Two of Cai Jiamin’s margin calls made him emotionally detached from profits and losses, helping him stay rational. He chose to study pharmacy instead of finance because having a license was necessary for employment, providing a stable career backup to support trading. At the hedge fund, he learned to analyze data meticulously and manage client expectations—such as aiming for 50% annual profit in real trading but telling clients to expect 20%-30%, and ultimately earning 40%, which satisfied clients.

AI has helped quantitative trading; using machine learning to generate signals with two or three layers of strategies, programming efficiency improved from 10 hours to 5-10 minutes. But competitors can also use AI, making it both an opportunity and a risk. He started testing machine learning in 2021 but saw limited results. After the AI wave in 2023, he began making profits, and the more people use it, the better it works—an example of self-fulfilling prophecy.

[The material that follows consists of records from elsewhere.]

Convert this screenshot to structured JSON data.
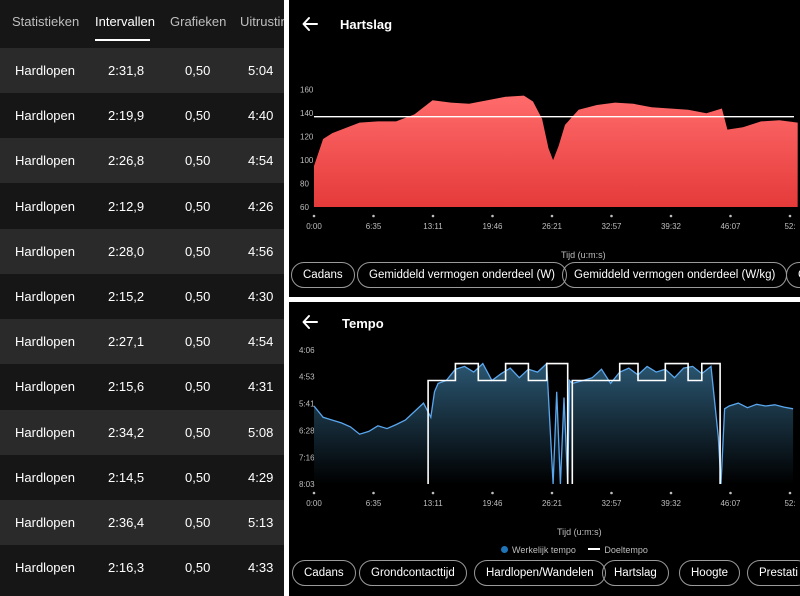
{
  "left_panel": {
    "tabs": [
      {
        "label": "Statistieken",
        "active": false
      },
      {
        "label": "Intervallen",
        "active": true
      },
      {
        "label": "Grafieken",
        "active": false
      },
      {
        "label": "Uitrustin",
        "active": false
      }
    ],
    "rows": [
      {
        "activity": "Hardlopen",
        "time": "2:31,8",
        "distance": "0,50",
        "pace": "5:04"
      },
      {
        "activity": "Hardlopen",
        "time": "2:19,9",
        "distance": "0,50",
        "pace": "4:40"
      },
      {
        "activity": "Hardlopen",
        "time": "2:26,8",
        "distance": "0,50",
        "pace": "4:54"
      },
      {
        "activity": "Hardlopen",
        "time": "2:12,9",
        "distance": "0,50",
        "pace": "4:26"
      },
      {
        "activity": "Hardlopen",
        "time": "2:28,0",
        "distance": "0,50",
        "pace": "4:56"
      },
      {
        "activity": "Hardlopen",
        "time": "2:15,2",
        "distance": "0,50",
        "pace": "4:30"
      },
      {
        "activity": "Hardlopen",
        "time": "2:27,1",
        "distance": "0,50",
        "pace": "4:54"
      },
      {
        "activity": "Hardlopen",
        "time": "2:15,6",
        "distance": "0,50",
        "pace": "4:31"
      },
      {
        "activity": "Hardlopen",
        "time": "2:34,2",
        "distance": "0,50",
        "pace": "5:08"
      },
      {
        "activity": "Hardlopen",
        "time": "2:14,5",
        "distance": "0,50",
        "pace": "4:29"
      },
      {
        "activity": "Hardlopen",
        "time": "2:36,4",
        "distance": "0,50",
        "pace": "5:13"
      },
      {
        "activity": "Hardlopen",
        "time": "2:16,3",
        "distance": "0,50",
        "pace": "4:33"
      }
    ]
  },
  "heart_panel": {
    "title": "Hartslag",
    "chips": [
      "Cadans",
      "Gemiddeld vermogen onderdeel (W)",
      "Gemiddeld vermogen onderdeel (W/kg)",
      "G"
    ]
  },
  "tempo_panel": {
    "title": "Tempo",
    "chips": [
      "Cadans",
      "Grondcontacttijd",
      "Hardlopen/Wandelen",
      "Hartslag",
      "Hoogte",
      "Prestati"
    ]
  },
  "colors": {
    "heart_fill": "#e53a3a",
    "heart_top": "#ff6b6b",
    "pace_line": "#5aa7ef",
    "target_line": "#ffffff",
    "row_alt": "#2a2a2a",
    "row_base": "#161616"
  },
  "chart_data": [
    {
      "type": "area",
      "xlabel": "Tijd (u:m:s)",
      "ylabel": "",
      "x_ticks": [
        "0:00",
        "6:35",
        "13:11",
        "19:46",
        "26:21",
        "32:57",
        "39:32",
        "46:07",
        "52:"
      ],
      "y_ticks": [
        "60",
        "80",
        "100",
        "120",
        "140",
        "160"
      ],
      "ylim": [
        60,
        170
      ],
      "reference_line": 137,
      "x_minutes": [
        0,
        1,
        2,
        3,
        5,
        7,
        9,
        11,
        13,
        15,
        17,
        19,
        21,
        23,
        24,
        25,
        25.7,
        26.2,
        26.8,
        27.5,
        29,
        31,
        33,
        35,
        37,
        39,
        41,
        43,
        44.7,
        45.3,
        47,
        49,
        51,
        53
      ],
      "series": [
        {
          "values": [
            95,
            118,
            123,
            126,
            132,
            133,
            133,
            139,
            151,
            149,
            148,
            151,
            154,
            155,
            150,
            135,
            110,
            100,
            112,
            130,
            143,
            147,
            149,
            148,
            145,
            144,
            143,
            140,
            144,
            126,
            128,
            133,
            134,
            132
          ]
        }
      ]
    },
    {
      "type": "line",
      "xlabel": "Tijd (u:m:s)",
      "ylabel": "",
      "x_ticks": [
        "0:00",
        "6:35",
        "13:11",
        "19:46",
        "26:21",
        "32:57",
        "39:32",
        "46:07",
        "52:"
      ],
      "y_ticks": [
        "4:06",
        "4:53",
        "5:41",
        "6:28",
        "7:16",
        "8:03"
      ],
      "y_reversed": true,
      "legend": [
        "Werkelijk tempo",
        "Doeltempo"
      ],
      "series": [
        {
          "name": "Werkelijk tempo",
          "x_minutes": [
            0,
            1,
            2,
            3,
            4,
            5,
            6,
            7,
            8,
            9,
            10,
            11,
            12,
            12.8,
            13.2,
            13.6,
            14.5,
            15.5,
            16.5,
            17.5,
            18.5,
            19.5,
            20.5,
            21.5,
            22.5,
            23.5,
            24.5,
            25.5,
            26.2,
            26.6,
            27,
            27.4,
            27.8,
            28,
            28.3,
            29.5,
            30.5,
            31.5,
            32.5,
            33.5,
            34.5,
            35.5,
            36.5,
            37.5,
            38.5,
            39.5,
            40.5,
            41.5,
            42.5,
            43.5,
            44.3,
            44.6,
            45,
            45.5,
            46.5,
            47.5,
            48.5,
            49.5,
            50.5,
            51.5,
            52.5
          ],
          "values": [
            "5:45",
            "6:05",
            "6:10",
            "6:15",
            "6:22",
            "6:35",
            "6:30",
            "6:20",
            "6:25",
            "6:18",
            "6:10",
            "5:55",
            "5:40",
            "6:05",
            "5:20",
            "5:05",
            "5:00",
            "4:40",
            "4:35",
            "4:45",
            "4:30",
            "5:00",
            "4:48",
            "4:38",
            "4:55",
            "4:40",
            "4:45",
            "4:30",
            "8:03",
            "5:20",
            "8:03",
            "5:30",
            "8:03",
            "5:00",
            "5:05",
            "5:00",
            "4:55",
            "4:40",
            "5:05",
            "4:45",
            "4:38",
            "4:50",
            "4:35",
            "4:45",
            "4:40",
            "4:55",
            "4:38",
            "4:35",
            "4:48",
            "4:35",
            "6:40",
            "8:03",
            "5:50",
            "5:45",
            "5:40",
            "5:48",
            "5:42",
            "5:45",
            "5:43",
            "5:47",
            "5:50"
          ]
        },
        {
          "name": "Doeltempo",
          "steps": [
            {
              "from": 0,
              "to": 12.5,
              "value": null
            },
            {
              "from": 12.5,
              "to": 15.5,
              "value": "5:00"
            },
            {
              "from": 15.5,
              "to": 18,
              "value": "4:30"
            },
            {
              "from": 18,
              "to": 21,
              "value": "5:00"
            },
            {
              "from": 21,
              "to": 23.5,
              "value": "4:30"
            },
            {
              "from": 23.5,
              "to": 25.5,
              "value": "5:00"
            },
            {
              "from": 25.5,
              "to": 27.8,
              "value": "4:30"
            },
            {
              "from": 27.8,
              "to": 28.3,
              "value": null
            },
            {
              "from": 28.3,
              "to": 33.5,
              "value": "5:00"
            },
            {
              "from": 33.5,
              "to": 35.5,
              "value": "4:30"
            },
            {
              "from": 35.5,
              "to": 38.5,
              "value": "5:00"
            },
            {
              "from": 38.5,
              "to": 41,
              "value": "4:30"
            },
            {
              "from": 41,
              "to": 42.5,
              "value": "5:00"
            },
            {
              "from": 42.5,
              "to": 44.5,
              "value": "4:30"
            }
          ]
        }
      ]
    }
  ]
}
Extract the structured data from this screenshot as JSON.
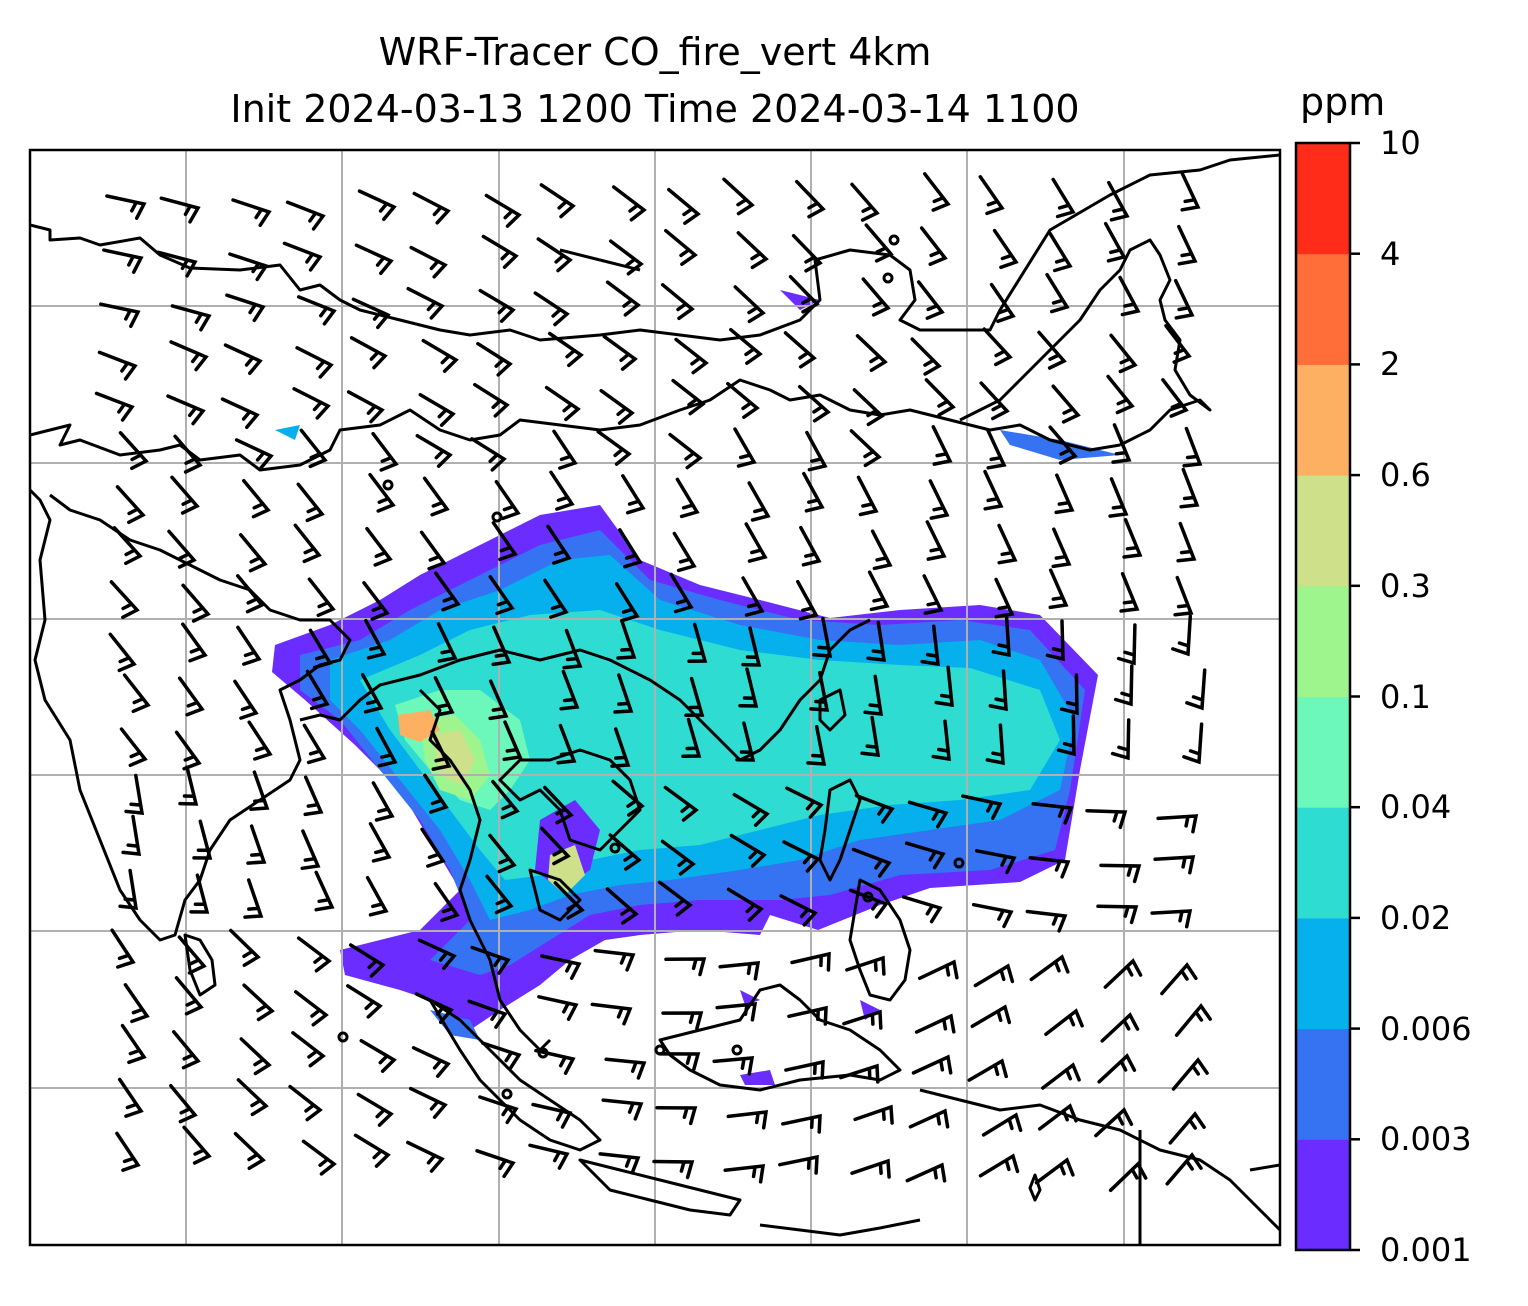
{
  "title_line1": "WRF-Tracer CO_fire_vert 4km",
  "title_line2": "Init 2024-03-13 1200 Time 2024-03-14 1100",
  "colorbar": {
    "unit": "ppm",
    "ticks": [
      "10",
      "4",
      "2",
      "0.6",
      "0.3",
      "0.1",
      "0.04",
      "0.02",
      "0.006",
      "0.003",
      "0.001"
    ],
    "colors": [
      "#6a2cff",
      "#3573f2",
      "#05b0ec",
      "#2edcd2",
      "#6cf8bb",
      "#9ef58e",
      "#cfe08a",
      "#fdb062",
      "#ff6e39",
      "#ff2c19"
    ]
  }
}
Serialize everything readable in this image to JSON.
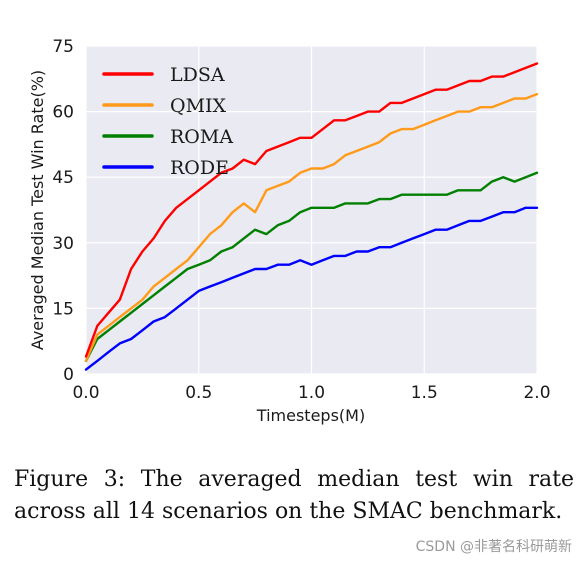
{
  "chart_data": {
    "type": "line",
    "xlabel": "Timesteps(M)",
    "ylabel": "Averaged Median Test Win Rate(%)",
    "xlim": [
      0,
      2.0
    ],
    "ylim": [
      0,
      75
    ],
    "xticks": [
      "0.0",
      "0.5",
      "1.0",
      "1.5",
      "2.0"
    ],
    "yticks": [
      "0",
      "15",
      "30",
      "45",
      "60",
      "75"
    ],
    "grid": true,
    "legend_position": "top-left",
    "x": [
      0.0,
      0.05,
      0.1,
      0.15,
      0.2,
      0.25,
      0.3,
      0.35,
      0.4,
      0.45,
      0.5,
      0.55,
      0.6,
      0.65,
      0.7,
      0.75,
      0.8,
      0.85,
      0.9,
      0.95,
      1.0,
      1.05,
      1.1,
      1.15,
      1.2,
      1.25,
      1.3,
      1.35,
      1.4,
      1.45,
      1.5,
      1.55,
      1.6,
      1.65,
      1.7,
      1.75,
      1.8,
      1.85,
      1.9,
      1.95,
      2.0
    ],
    "series": [
      {
        "name": "LDSA",
        "color": "#ff0000",
        "values": [
          4,
          11,
          14,
          17,
          24,
          28,
          31,
          35,
          38,
          40,
          42,
          44,
          46,
          47,
          49,
          48,
          51,
          52,
          53,
          54,
          54,
          56,
          58,
          58,
          59,
          60,
          60,
          62,
          62,
          63,
          64,
          65,
          65,
          66,
          67,
          67,
          68,
          68,
          69,
          70,
          71
        ]
      },
      {
        "name": "QMIX",
        "color": "#ff9a1a",
        "values": [
          3,
          9,
          11,
          13,
          15,
          17,
          20,
          22,
          24,
          26,
          29,
          32,
          34,
          37,
          39,
          37,
          42,
          43,
          44,
          46,
          47,
          47,
          48,
          50,
          51,
          52,
          53,
          55,
          56,
          56,
          57,
          58,
          59,
          60,
          60,
          61,
          61,
          62,
          63,
          63,
          64
        ]
      },
      {
        "name": "ROMA",
        "color": "#008000",
        "values": [
          3,
          8,
          10,
          12,
          14,
          16,
          18,
          20,
          22,
          24,
          25,
          26,
          28,
          29,
          31,
          33,
          32,
          34,
          35,
          37,
          38,
          38,
          38,
          39,
          39,
          39,
          40,
          40,
          41,
          41,
          41,
          41,
          41,
          42,
          42,
          42,
          44,
          45,
          44,
          45,
          46
        ]
      },
      {
        "name": "RODE",
        "color": "#0000ff",
        "values": [
          1,
          3,
          5,
          7,
          8,
          10,
          12,
          13,
          15,
          17,
          19,
          20,
          21,
          22,
          23,
          24,
          24,
          25,
          25,
          26,
          25,
          26,
          27,
          27,
          28,
          28,
          29,
          29,
          30,
          31,
          32,
          33,
          33,
          34,
          35,
          35,
          36,
          37,
          37,
          38,
          38
        ]
      }
    ]
  },
  "caption": "Figure 3: The averaged median test win rate across all 14 scenarios on the SMAC benchmark.",
  "watermark": "CSDN @非著名科研萌新"
}
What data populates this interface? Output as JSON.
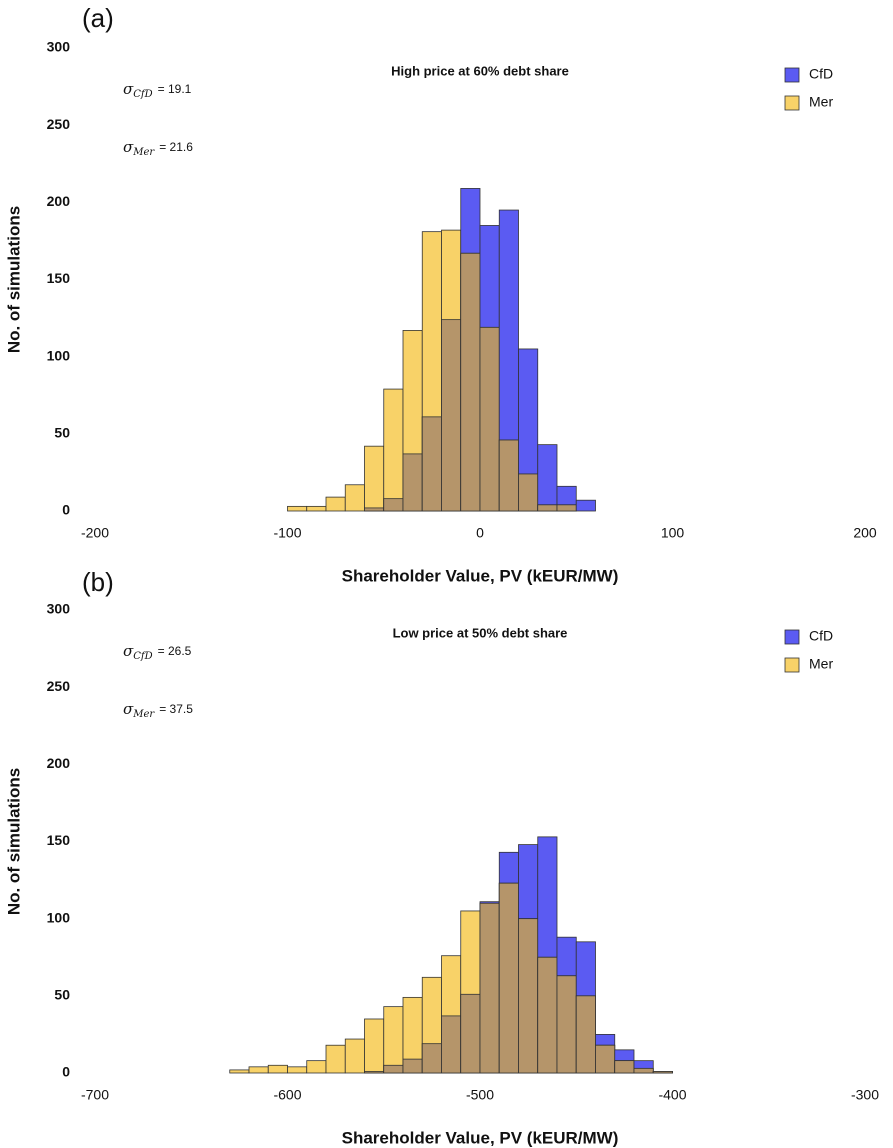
{
  "chart_data": [
    {
      "type": "histogram",
      "panel_label": "(a)",
      "title": "High price at 60% debt share",
      "annotations": [
        {
          "symbol": "σ",
          "sub": "CfD",
          "text": "= 19.1"
        },
        {
          "symbol": "σ",
          "sub": "Mer",
          "text": "= 21.6"
        }
      ],
      "xlabel": "Shareholder Value, PV (kEUR/MW)",
      "ylabel": "No. of simulations",
      "bins": [
        -100,
        -90,
        -80,
        -70,
        -60,
        -50,
        -40,
        -30,
        -20,
        -10,
        0,
        10,
        20,
        30,
        40,
        50,
        60
      ],
      "series": [
        {
          "name": "CfD",
          "color": "#5b5bf2",
          "values": [
            0,
            0,
            0,
            0,
            2,
            8,
            37,
            61,
            124,
            209,
            185,
            195,
            105,
            43,
            16,
            7
          ]
        },
        {
          "name": "Mer",
          "color": "#f8d268",
          "values": [
            3,
            3,
            9,
            17,
            42,
            79,
            117,
            181,
            182,
            167,
            119,
            46,
            24,
            4,
            4,
            0
          ]
        }
      ],
      "overlap_color": "#b5956a",
      "xlim": [
        -200,
        200
      ],
      "xticks": [
        -200,
        -100,
        0,
        100,
        200
      ],
      "ylim": [
        0,
        300
      ],
      "yticks": [
        0,
        50,
        100,
        150,
        200,
        250,
        300
      ],
      "legend": "upper right"
    },
    {
      "type": "histogram",
      "panel_label": "(b)",
      "title": "Low price at 50% debt share",
      "annotations": [
        {
          "symbol": "σ",
          "sub": "CfD",
          "text": "= 26.5"
        },
        {
          "symbol": "σ",
          "sub": "Mer",
          "text": "= 37.5"
        }
      ],
      "xlabel": "Shareholder Value, PV (kEUR/MW)",
      "ylabel": "No. of simulations",
      "bins": [
        -630,
        -620,
        -610,
        -600,
        -590,
        -580,
        -570,
        -560,
        -550,
        -540,
        -530,
        -520,
        -510,
        -500,
        -490,
        -480,
        -470,
        -460,
        -450,
        -440,
        -430,
        -420,
        -410,
        -400
      ],
      "series": [
        {
          "name": "CfD",
          "color": "#5b5bf2",
          "values": [
            0,
            0,
            0,
            0,
            0,
            0,
            0,
            1,
            5,
            9,
            19,
            37,
            51,
            111,
            143,
            148,
            153,
            88,
            85,
            25,
            15,
            8,
            1
          ]
        },
        {
          "name": "Mer",
          "color": "#f8d268",
          "values": [
            2,
            4,
            5,
            4,
            8,
            18,
            22,
            35,
            43,
            49,
            62,
            76,
            105,
            110,
            123,
            100,
            75,
            63,
            50,
            18,
            8,
            3,
            1
          ]
        }
      ],
      "overlap_color": "#b5956a",
      "xlim": [
        -700,
        -300
      ],
      "xticks": [
        -700,
        -600,
        -500,
        -400,
        -300
      ],
      "ylim": [
        0,
        300
      ],
      "yticks": [
        0,
        50,
        100,
        150,
        200,
        250,
        300
      ],
      "legend": "upper right"
    }
  ]
}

Cai Jiamin believes that successful traders love trading itself, not just making money. Money is just a score to verify the method. True happiness comes from seeing personal progress and optimizing methods amid different risks. Since 2017, he has been teaching courses, helping over a dozen students achieve financial freedom—from tens of thousands to over a hundred million HKD. He believes that the fulfillment from education surpasses earning an extra or two billion; seeing students make money and achieve freedom allows them to pursue what they truly want.

He advises beginners to stay rational, reduce human biases (like not selling to avoid losses), and maintain an open learning mindset. He emphasizes that effort after birth is more important than innate talent—no one is born knowing how to trade; it’s learned gradually. There is no free lunch in the world; only by doing what others haven’t can you earn what others can’t.